The Draft Bill, presented by the Chairman of the Working Group, Justice Mukul Mudgal, to the Union Sports Minister, Jitendra Singh, here on Wednesday, has also covered various aspects including the eligibility of sports persons to represent the country.

Though conceding that the right to select a national team is derived by a NSF from being recognised by the respective international federation, the Sports Bill has stated that in order to represent India in international events and for the right to use ‘India’ or ‘Indian’, the concerned national federation has to comply with the chapters, ‘Elimination of unethical practices in Sports’ and ‘Applicability of Right to Information Act’.

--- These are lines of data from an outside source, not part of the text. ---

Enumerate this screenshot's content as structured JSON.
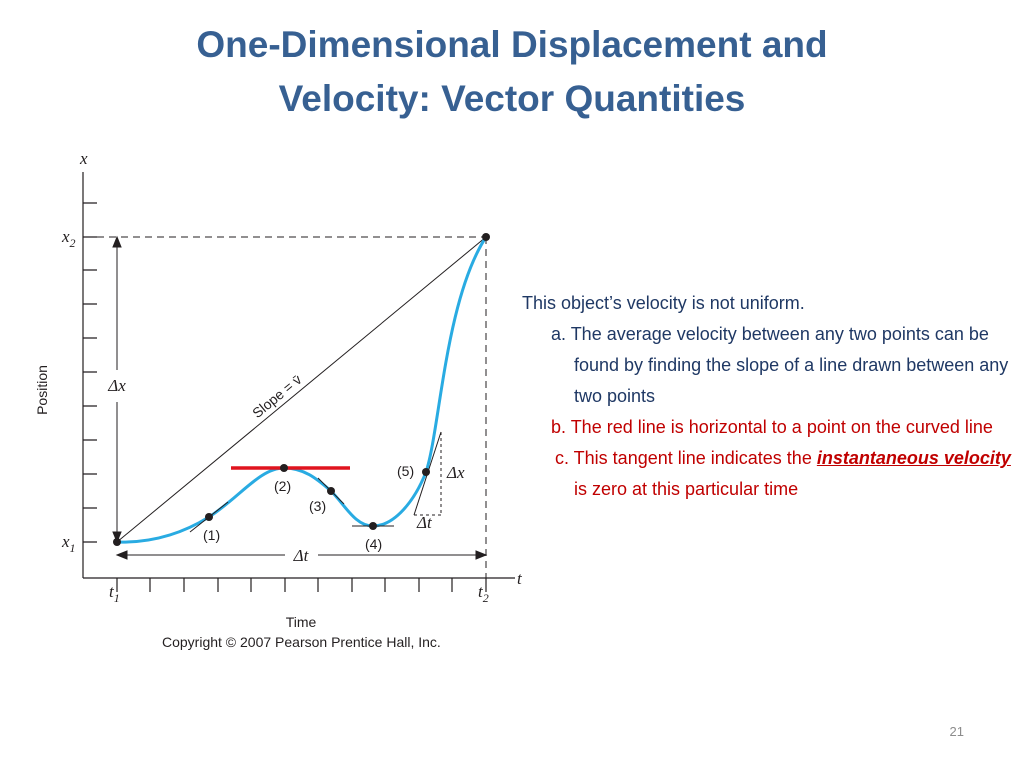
{
  "title": [
    "One-Dimensional Displacement and",
    "Velocity: Vector Quantities"
  ],
  "figure": {
    "x_axis_title": "x",
    "x2": {
      "base": "x",
      "sub": "2"
    },
    "x1": {
      "base": "x",
      "sub": "1"
    },
    "position_label": "Position",
    "delta_x_total": "Δx",
    "slope_label": "Slope = v̄",
    "points": [
      "(1)",
      "(2)",
      "(3)",
      "(4)",
      "(5)"
    ],
    "delta_x_small": "Δx",
    "delta_t_small": "Δt",
    "delta_t_total": "Δt",
    "t_axis": "t",
    "t1": {
      "base": "t",
      "sub": "1"
    },
    "t2": {
      "base": "t",
      "sub": "2"
    },
    "time_label": "Time",
    "copyright": "Copyright © 2007 Pearson Prentice Hall, Inc."
  },
  "notes": {
    "intro": "This object’s velocity is not uniform.",
    "a": "a. The average velocity between any two points can be found by finding the slope of a line drawn between any two points",
    "b": "b. The red line is horizontal to a point on the curved line",
    "c": {
      "before": "c. This tangent line indicates the",
      "emphasis": "instantaneous velocity",
      "after": "is zero at this particular time"
    }
  },
  "page_number": "21"
}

It has also been clarified that only Indian citizens will have the right to represent India.

An Appellate Sports Tribunal has been proposed with the selection committee consisting of the Chief Justice of India or his nominee judge, Secretary, Department of Sports, and the President of the National Olympic Committee.

It has been suggested that all cases involving the NOC and NSFs be transferred to the Sports Tribunal, with the permission of the Supreme Court or the High Court, as the case may be.

Along with it, an Ethics Commission has been prescribed to enforce a Code of Ethics in accordance with the International Olympic Committee (IOC) Code and the principles of the Constitution of India.

A Sports Election Commission has been proposed, to conduct elections of the NOC, NSFs and the Athletes Commission.

Quite understandably, the recognition of the International Sports Federation and the NOC, has been fixed as the primary requirement for the recognition of an NSF by the Union Sports Ministry. Moreover, any federation that gains funds from the government directly, or indirectly, will have to be accredited by the government.

It has also been specified that all NSFs accredited to the government need to comply with the stipulations that: (i) office bearers retire at the age of 70 years; (ii) athletes nominated by the Athletes Commission are included in the executive body; (iii) there is at least 25 per cent of athletes in the executive body with voting rights; (iv) ensure at least 10 per cent of membership of either gender in the general body.

Except for the president who is allowed three consecutive terms, none of the other office-bearers would be eligible to contest a third term, immediately after completing two successive terms.

Nobody would be allowed to be an office-bearer in more than one sports federation at a time.

The Athletes Commission will advise the NOC and NSFs, among others, on developing the sport, training and competition schedules, athletes grievances, selection and technical criteria, logistics and administration support.

The Union Sports Ministry has published the Draft National Sports Development Bill on its website for comments of the stake-holders and the public. A copy will be sent to the IOC for its comments.